Ibtisam greets us in jeans and a traditional head covering and, unusually, shakes hands. She’s counting the days since coming here – this is the 19th day since her expulsion.
She tells us that the police asked her if she was Hamas or Fatah. “I am not Fatah and not Hamas,” she replied, “I am a regular Palestinian woman.” They informed her that she had been living in Jerusalem illegally, and she told them, “You are to blame for that, not me. I’ve lived here for 17 years. My children and my husband are here. I have to live with my family.”
After half an hour of questioning, Ibtisam was fingerprinted and made to sign a form stating that she promised not to return to her home and to Jerusalem. She was taken away in a police car, which on the way passed by the entrance to Isawiyah; the police did not allow her to take clothes or other items from her home. She was taken to the A-Za’im checkpoint, near the settlement of Ma’aleh Adumim outside Jerusalem, and left to her fate.
Her father-in-law, Nayef Abid, who has an Israeli ID card, was waiting for her at the checkpoint. He’d gone to the police station that morning to find out where his son and daughter-in-law were, and was told that Ibtisam would be expelled to A-Za’im in the afternoon. He took her to the house of her mother, Nawal Barash, 58, who was widowed a few years ago. Nayef then went to Isawiyah to pick up clothes and personal items for Ibtisam, and also to bring her daughter, Emira.
The situation in which her two sons don’t get up for school and their sister cannot attend hers cannot continue, Ibtisam tells us: Emira will have to go back to Isawiyah. Moving to a refugee camp is out of the question for the family, as they would lose their residency status and the ID cards/numbers, which ensure relative freedom and social-welfare benefits. Under no circumstances must the children lose their rights in Jerusalem, the parents say. This is a cruel limbo.
Sabine Hadad, director of the spokesman’s and information wing of the Population and Immigration Authority (a branch of the Interior Ministry), offered a curt, laconic reply to a query from Haaretz this week: “The request of the family’s members for family unification was rejected already in 2014 for security reasons.”

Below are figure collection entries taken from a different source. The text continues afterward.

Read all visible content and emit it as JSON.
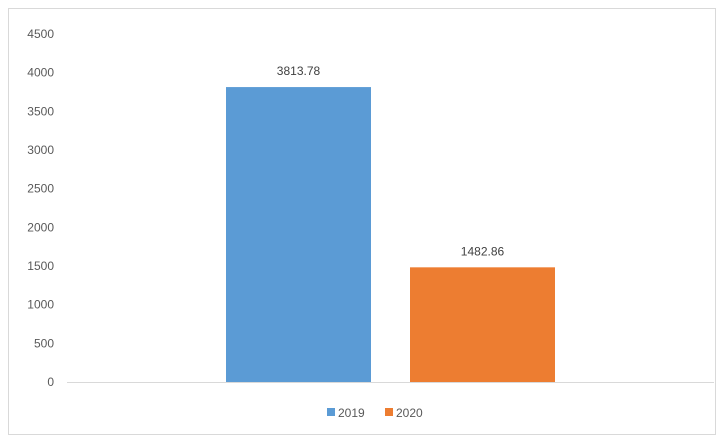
{
  "chart_data": {
    "type": "bar",
    "title": "",
    "xlabel": "",
    "ylabel": "",
    "ylim": [
      0,
      4500
    ],
    "yticks": [
      0,
      500,
      1000,
      1500,
      2000,
      2500,
      3000,
      3500,
      4000,
      4500
    ],
    "grid": false,
    "legend_position": "bottom",
    "series": [
      {
        "name": "2019",
        "values": [
          3813.78
        ],
        "color": "#5b9bd5",
        "label": "3813.78"
      },
      {
        "name": "2020",
        "values": [
          1482.86
        ],
        "color": "#ed7d31",
        "label": "1482.86"
      }
    ]
  }
}
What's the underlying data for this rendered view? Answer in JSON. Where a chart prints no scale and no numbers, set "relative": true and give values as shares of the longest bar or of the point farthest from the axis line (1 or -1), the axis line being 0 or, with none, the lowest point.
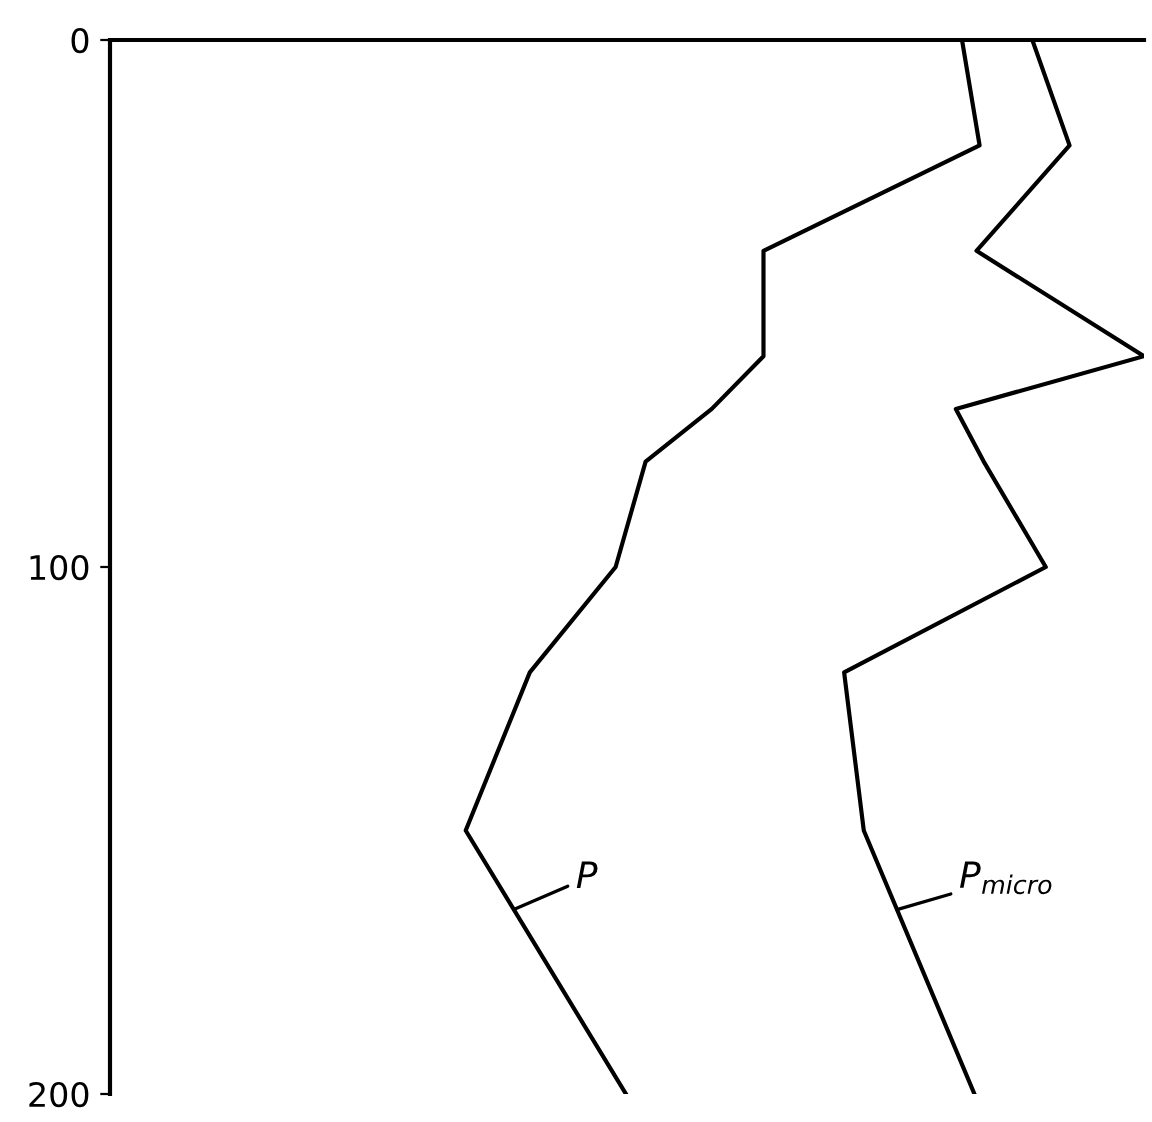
{
  "chart_data": {
    "type": "line",
    "orientation": "horizontal",
    "relative": true,
    "ylim": [
      200,
      0
    ],
    "yticks": [
      0,
      100,
      200
    ],
    "grid": false,
    "legend": "bottom",
    "marker": "none",
    "line_style": "solid",
    "tick_labels": "y",
    "series": [
      {
        "name": "P",
        "color": "#000000",
        "x": [
          0,
          20,
          40,
          60,
          70,
          80,
          100,
          120,
          150,
          200
        ],
        "values": [
          0.824,
          0.841,
          0.632,
          0.632,
          0.582,
          0.518,
          0.489,
          0.406,
          0.344,
          0.499
        ]
      },
      {
        "name": "P$_{micro}$",
        "color": "#000000",
        "x": [
          0,
          20,
          40,
          60,
          70,
          80,
          100,
          120,
          150,
          200
        ],
        "values": [
          0.892,
          0.928,
          0.838,
          1.0,
          0.818,
          0.845,
          0.905,
          0.71,
          0.729,
          0.836
        ]
      }
    ]
  }
}
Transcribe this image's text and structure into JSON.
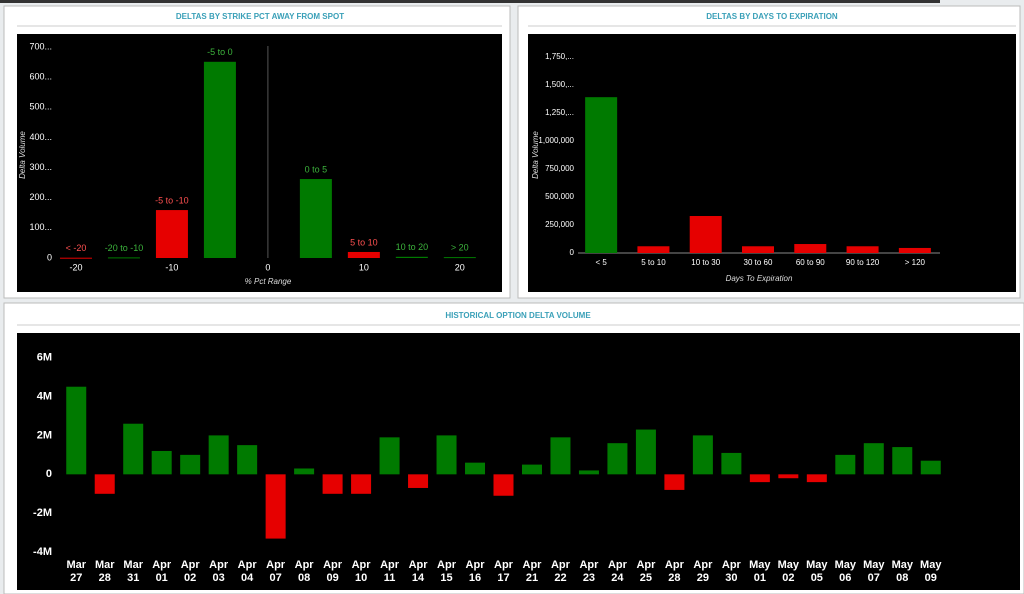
{
  "chart_data": [
    {
      "type": "bar",
      "title": "DELTAS BY STRIKE PCT AWAY FROM SPOT",
      "x_label": "% Pct Range",
      "y_label": "Delta Volume",
      "x": [
        -20,
        -15,
        -10,
        -5,
        5,
        10,
        15,
        20
      ],
      "values": [
        1,
        2,
        159,
        651,
        262,
        20,
        4,
        3
      ],
      "bar_labels": [
        "< -20",
        "-20 to -10",
        "-5 to -10",
        "-5 to 0",
        "0 to 5",
        "5 to 10",
        "10 to 20",
        "> 20"
      ],
      "colors": [
        "#e60000",
        "#007a00",
        "#e60000",
        "#007a00",
        "#007a00",
        "#e60000",
        "#007a00",
        "#007a00"
      ],
      "xlim": [
        -25,
        24.5
      ],
      "xticks": [
        -20,
        -10,
        0,
        10,
        20
      ],
      "x_reference_line": 0,
      "ylim": [
        0,
        730
      ],
      "yticks": [
        0,
        {
          "value": 100,
          "label": "100..."
        },
        {
          "value": 200,
          "label": "200..."
        },
        {
          "value": 300,
          "label": "300..."
        },
        {
          "value": 400,
          "label": "400..."
        },
        {
          "value": 500,
          "label": "500..."
        },
        {
          "value": 600,
          "label": "600..."
        },
        {
          "value": 700,
          "label": "700..."
        }
      ]
    },
    {
      "type": "bar",
      "title": "DELTAS BY DAYS TO EXPIRATION",
      "x_label": "Days To Expiration",
      "y_label": "Delta Volume",
      "categories": [
        "< 5",
        "5 to 10",
        "10 to 30",
        "30 to 60",
        "60 to 90",
        "90 to 120",
        "> 120"
      ],
      "values": [
        1390000,
        60000,
        330000,
        60000,
        80000,
        60000,
        45000
      ],
      "colors": [
        "#007a00",
        "#e60000",
        "#e60000",
        "#e60000",
        "#e60000",
        "#e60000",
        "#e60000"
      ],
      "ylim": [
        0,
        1900000
      ],
      "yticks": [
        0,
        {
          "value": 250000,
          "label": "250,000"
        },
        {
          "value": 500000,
          "label": "500,000"
        },
        {
          "value": 750000,
          "label": "750,000"
        },
        {
          "value": 1000000,
          "label": "1,000,000"
        },
        {
          "value": 1250000,
          "label": "1,250,..."
        },
        {
          "value": 1500000,
          "label": "1,500,..."
        },
        {
          "value": 1750000,
          "label": "1,750,..."
        }
      ]
    },
    {
      "type": "bar",
      "title": "HISTORICAL OPTION DELTA VOLUME",
      "categories": [
        "Mar 27",
        "Mar 28",
        "Mar 31",
        "Apr 01",
        "Apr 02",
        "Apr 03",
        "Apr 04",
        "Apr 07",
        "Apr 08",
        "Apr 09",
        "Apr 10",
        "Apr 11",
        "Apr 14",
        "Apr 15",
        "Apr 16",
        "Apr 17",
        "Apr 21",
        "Apr 22",
        "Apr 23",
        "Apr 24",
        "Apr 25",
        "Apr 28",
        "Apr 29",
        "Apr 30",
        "May 01",
        "May 02",
        "May 05",
        "May 06",
        "May 07",
        "May 08",
        "May 09"
      ],
      "values": [
        4500000,
        -1000000,
        2600000,
        1200000,
        1000000,
        2000000,
        1500000,
        -3300000,
        300000,
        -1000000,
        -1000000,
        1900000,
        -700000,
        2000000,
        600000,
        -1100000,
        500000,
        1900000,
        200000,
        1600000,
        2300000,
        -800000,
        2000000,
        1100000,
        -400000,
        -200000,
        -400000,
        1000000,
        1600000,
        1400000,
        700000
      ],
      "positive_color": "#007a00",
      "negative_color": "#e60000",
      "ylim": [
        -4400000,
        6900000
      ],
      "yticks": [
        {
          "value": -4000000,
          "label": "-4M"
        },
        {
          "value": -2000000,
          "label": "-2M"
        },
        0,
        {
          "value": 2000000,
          "label": "2M"
        },
        {
          "value": 4000000,
          "label": "4M"
        },
        {
          "value": 6000000,
          "label": "6M"
        }
      ]
    }
  ]
}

Vasim has visited his wife only once since she was expelled. It’s hard for him to deal with the Qalandiyah checkpoint, he says. What is illegal, he declares, is tearing a family apart after 17 years.
“I am a Jerusalemite,” he says. “I was born here. My family and friends are here. My children were born here. The children’s school is here. Their HMO clinic is here. My whole life exists here. It’s like a fish in water: If you take it out of the water, it will die.”
Meanwhile, Ibtisam phones her children every day, but doesn’t always get through to them: She’s connected to an Israeli provider and reception in the refugee camp is poor.